In 2007, the pension fund's investments returned 12.9% but taking into account hedging activities, the overall profit was 1.1% before tax, compared to 5.8% for 2006, it said.
"The pension fund's return on investments in 2007 was positively affected by high returns on the illiquid assets, in particular including property, commodities and private equity," the fund said in its annual results statement.
"On the other hand, the return for quoted assets was considerably more modest," it added.
Lægernes Pensionskasse's return on private equity was 30%, as officials point out in the annual report: "The investment horizon for these funds is typically 10 to 12 years.
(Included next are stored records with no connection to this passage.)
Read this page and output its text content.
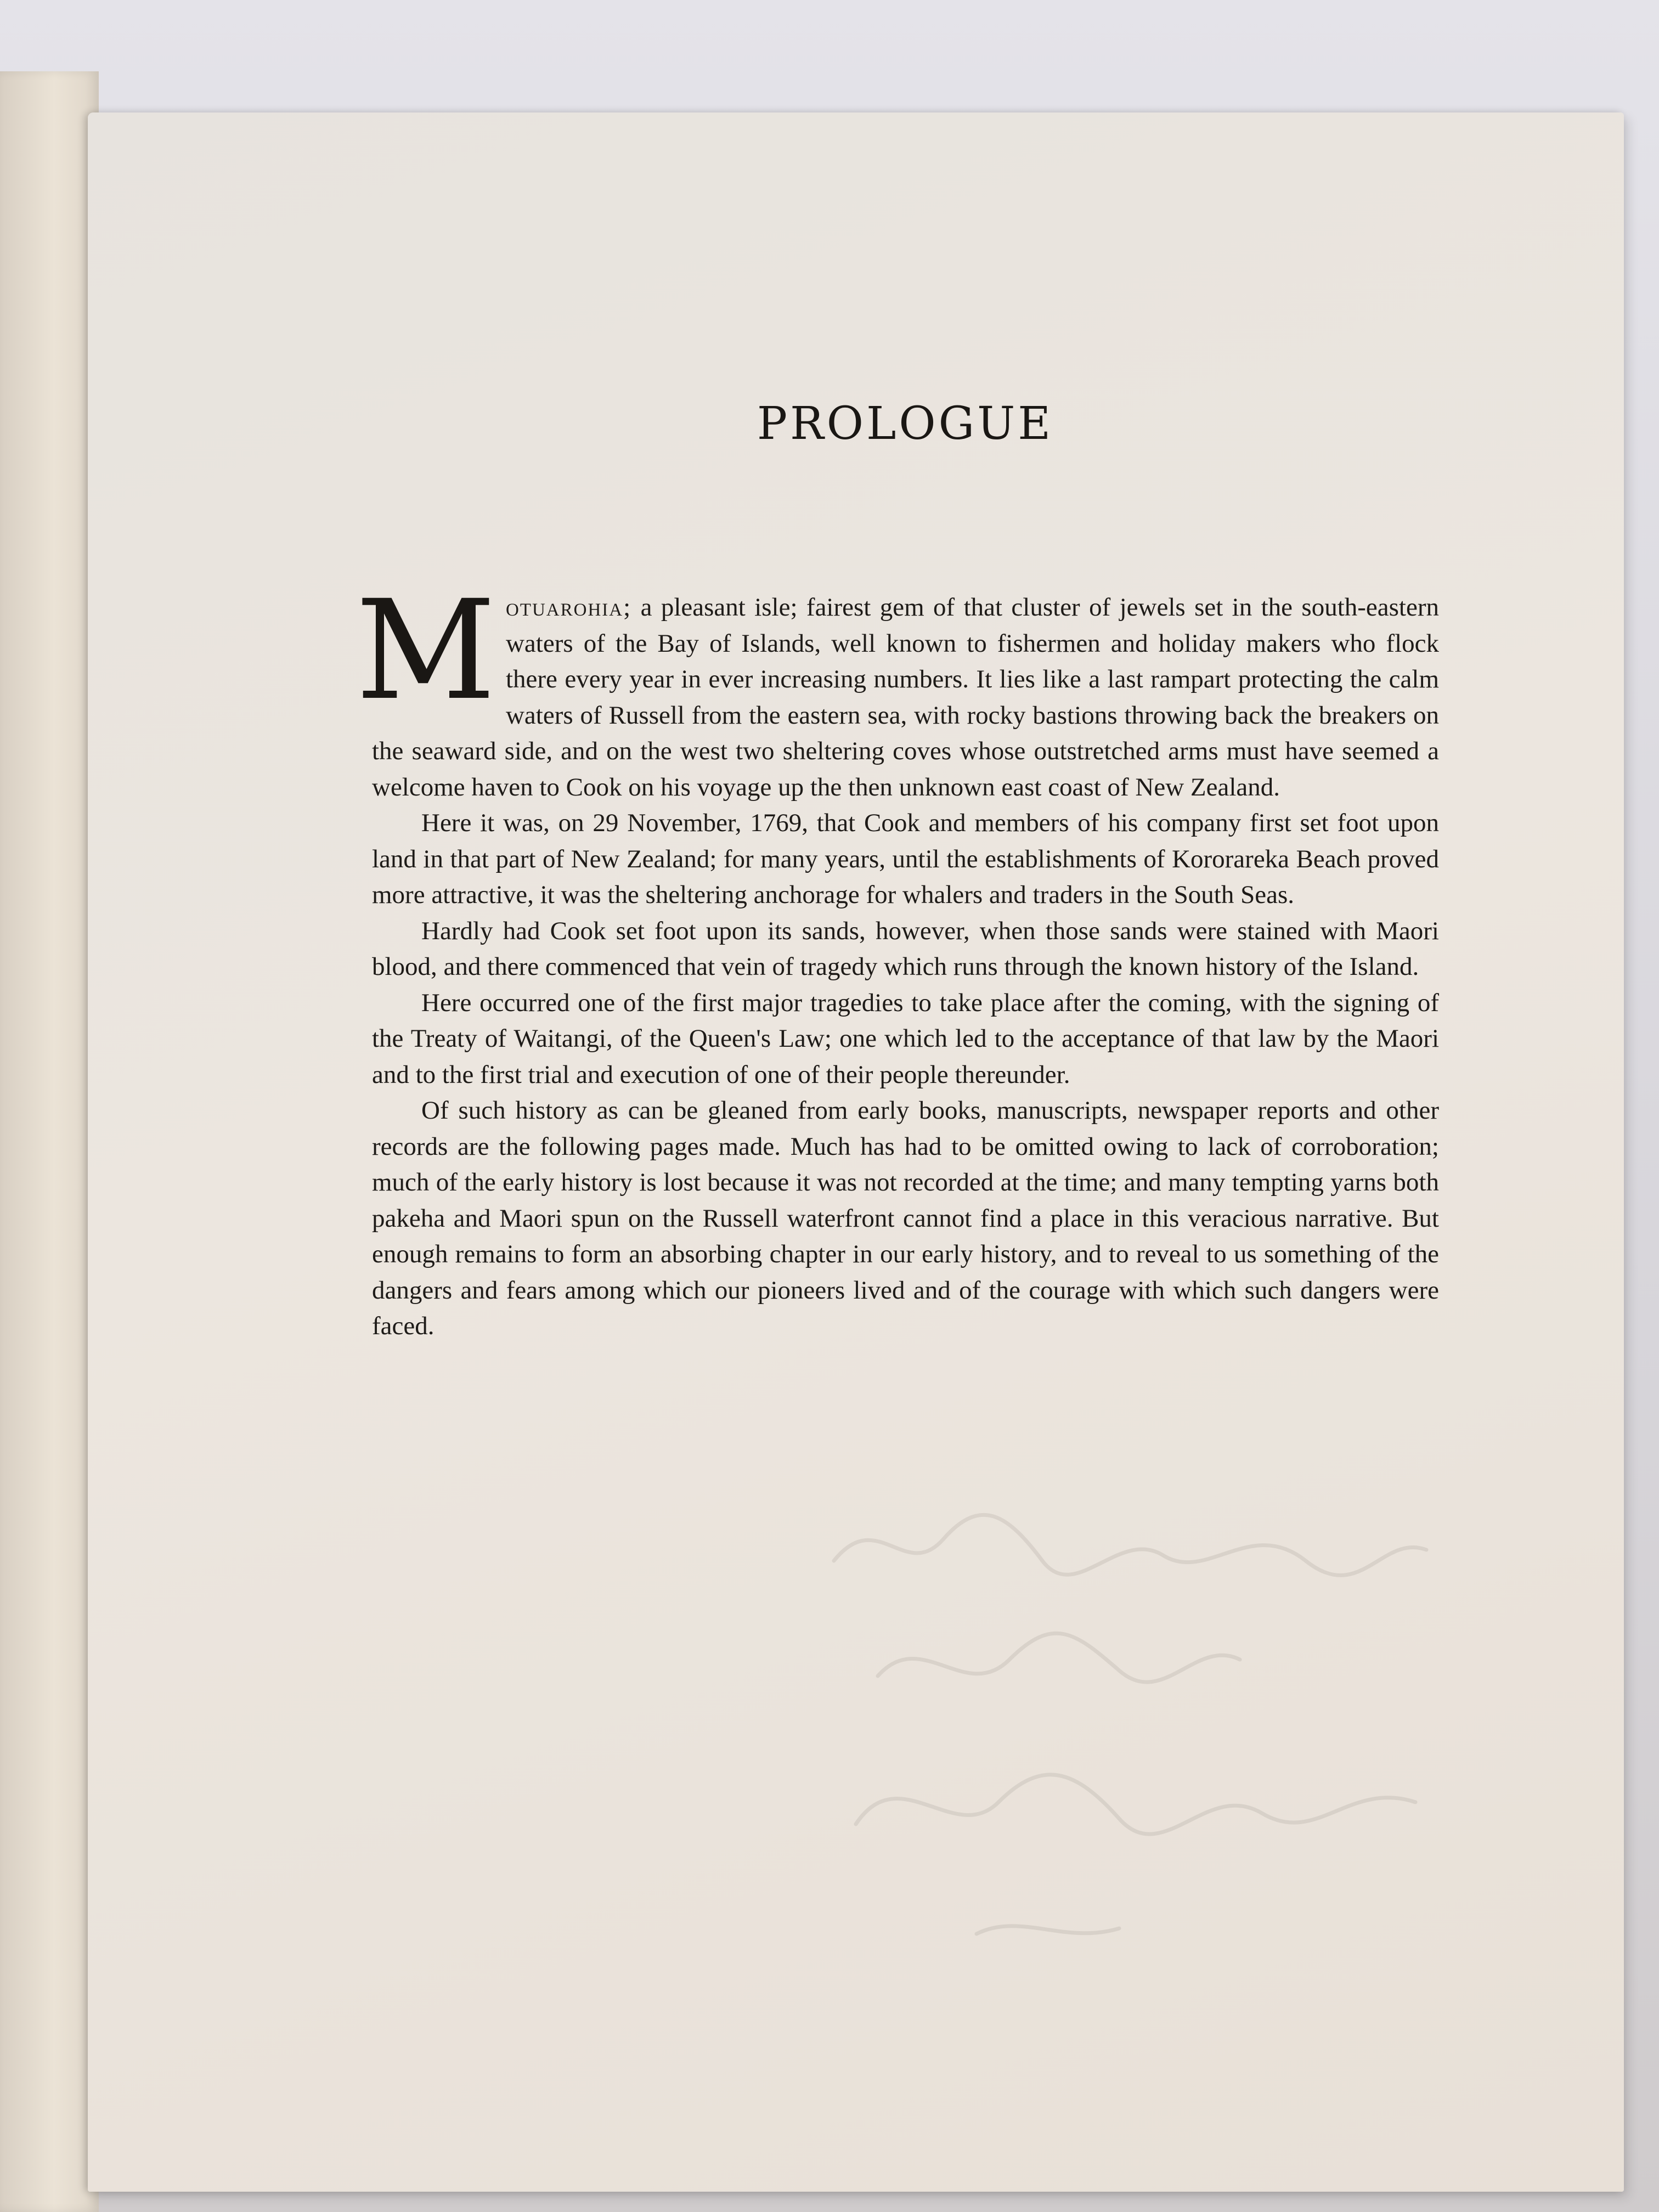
PROLOGUE

Motuarohia; a pleasant isle; fairest gem of that cluster of jewels set in the south-eastern waters of the Bay of Islands, well known to fishermen and holiday makers who flock there every year in ever increasing numbers. It lies like a last rampart protecting the calm waters of Russell from the eastern sea, with rocky bastions throwing back the breakers on the seaward side, and on the west two sheltering coves whose outstretched arms must have seemed a welcome haven to Cook on his voyage up the then unknown east coast of New Zealand.

Here it was, on 29 November, 1769, that Cook and members of his company first set foot upon land in that part of New Zealand; for many years, until the establishments of Kororareka Beach proved more attractive, it was the sheltering anchorage for whalers and traders in the South Seas.

Hardly had Cook set foot upon its sands, however, when those sands were stained with Maori blood, and there commenced that vein of tragedy which runs through the known history of the Island.

Here occurred one of the first major tragedies to take place after the coming, with the signing of the Treaty of Waitangi, of the Queen's Law; one which led to the acceptance of that law by the Maori and to the first trial and execution of one of their people thereunder.

Of such history as can be gleaned from early books, manuscripts, newspaper reports and other records are the following pages made. Much has had to be omitted owing to lack of corroboration; much of the early history is lost because it was not recorded at the time; and many tempting yarns both pakeha and Maori spun on the Russell waterfront cannot find a place in this veracious narrative. But enough remains to form an absorbing chapter in our early history, and to reveal to us something of the dangers and fears among which our pioneers lived and of the courage with which such dangers were faced.
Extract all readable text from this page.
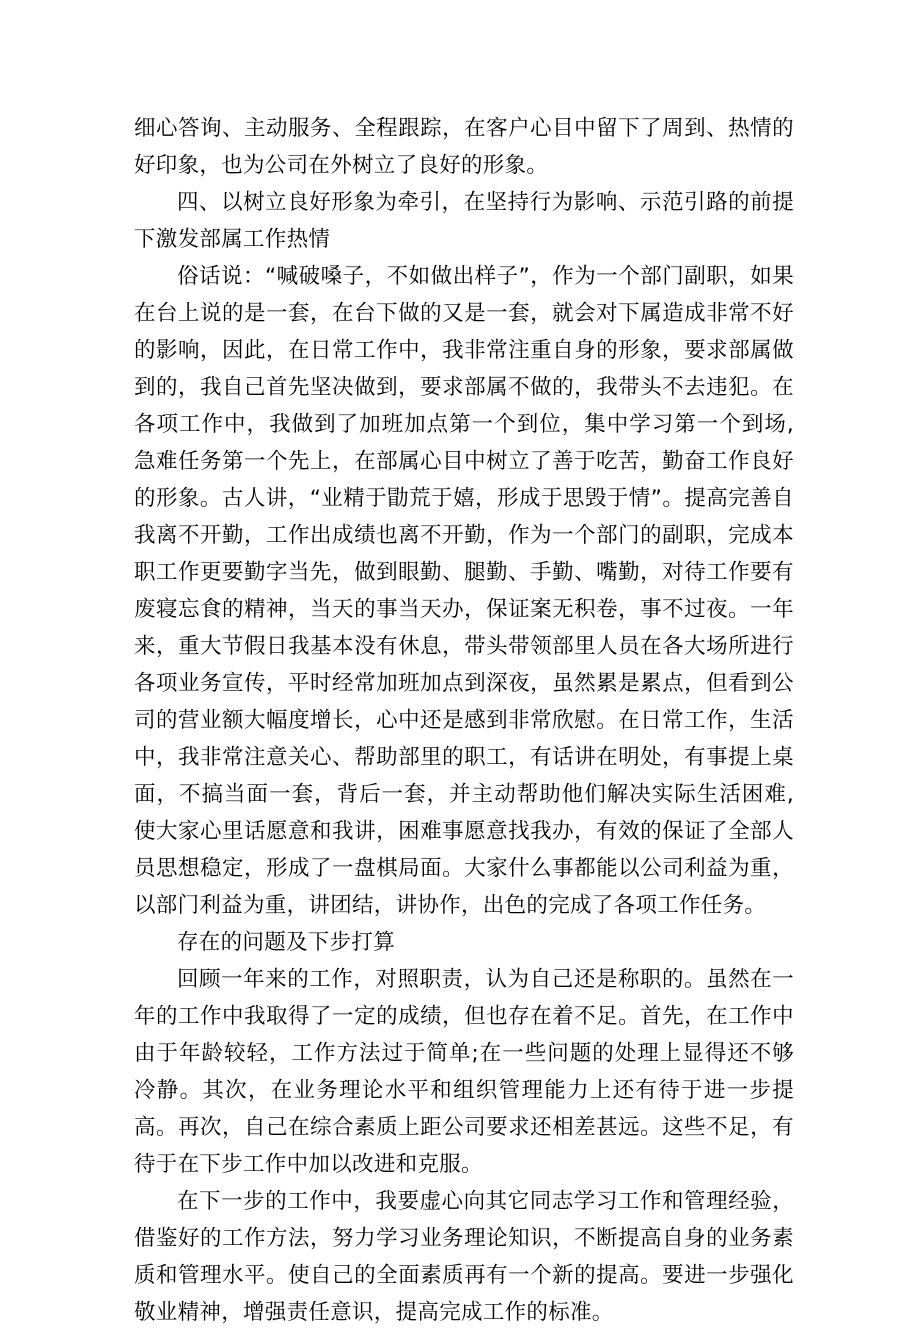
细心答询、主动服务、全程跟踪，在客户心目中留下了周到、热情的好印象，也为公司在外树立了良好的形象。

四、以树立良好形象为牵引，在坚持行为影响、示范引路的前提下激发部属工作热情

俗话说：“喊破嗓子，不如做出样子”，作为一个部门副职，如果在台上说的是一套，在台下做的又是一套，就会对下属造成非常不好的影响，因此，在日常工作中，我非常注重自身的形象，要求部属做到的，我自己首先坚决做到，要求部属不做的，我带头不去违犯。在各项工作中，我做到了加班加点第一个到位，集中学习第一个到场,急难任务第一个先上，在部属心目中树立了善于吃苦，勤奋工作良好的形象。古人讲，“业精于勖荒于嬉，形成于思毁于情”。提高完善自我离不开勤，工作出成绩也离不开勤，作为一个部门的副职，完成本职工作更要勤字当先，做到眼勤、腿勤、手勤、嘴勤，对待工作要有废寝忘食的精神，当天的事当天办，保证案无积卷，事不过夜。一年来，重大节假日我基本没有休息，带头带领部里人员在各大场所进行各项业务宣传，平时经常加班加点到深夜，虽然累是累点，但看到公司的营业额大幅度增长，心中还是感到非常欣慰。在日常工作，生活中，我非常注意关心、帮助部里的职工，有话讲在明处，有事提上桌面，不搞当面一套，背后一套，并主动帮助他们解决实际生活困难,使大家心里话愿意和我讲，困难事愿意找我办，有效的保证了全部人员思想稳定，形成了一盘棋局面。大家什么事都能以公司利益为重，以部门利益为重，讲团结，讲协作，出色的完成了各项工作任务。

存在的问题及下步打算

回顾一年来的工作，对照职责，认为自己还是称职的。虽然在一年的工作中我取得了一定的成绩，但也存在着不足。首先，在工作中由于年龄较轻，工作方法过于简单;在一些问题的处理上显得还不够冷静。其次，在业务理论水平和组织管理能力上还有待于进一步提高。再次，自己在综合素质上距公司要求还相差甚远。这些不足，有待于在下步工作中加以改进和克服。

在下一步的工作中，我要虚心向其它同志学习工作和管理经验，借鉴好的工作方法，努力学习业务理论知识，不断提高自身的业务素质和管理水平。使自己的全面素质再有一个新的提高。要进一步强化敬业精神，增强责任意识，提高完成工作的标准。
The investments in this asset class commenced in 2000, so therefore some funds have begun to sell off businesses within the portfolio, and realised significant profits in the process."
Property returned 15%, the fund said, and commodities - which it only started investing in in March 2007 - gave a return of 36%, thanks to rising oil prices, industrial metals and agricultural commodities, it said.
At the end of 2007, the pension fund said it had 23% of investments in "illiquid assets", a 33% allocation to quoted equities and a 44% to quoted bonds.
The return on quoted investment assets was 2.1% - 0.3 percentage points below the strategic benchmark return, it said, adding the lower return was because of a high proportion of index-linked bonds, which had produced a negative return through changed tax conditions.
Within this category, quoted equities gave a 4.4% return, which was 0.2% above benchmark, and bonds ended the year with a loss of 1.4%, undercutting the benchmark by 1.9 percentage points, the fund said.
Assets under management rose to DKK63.16bn (€8.46bn) at the end of 2007, from DKK55.21bn the year before.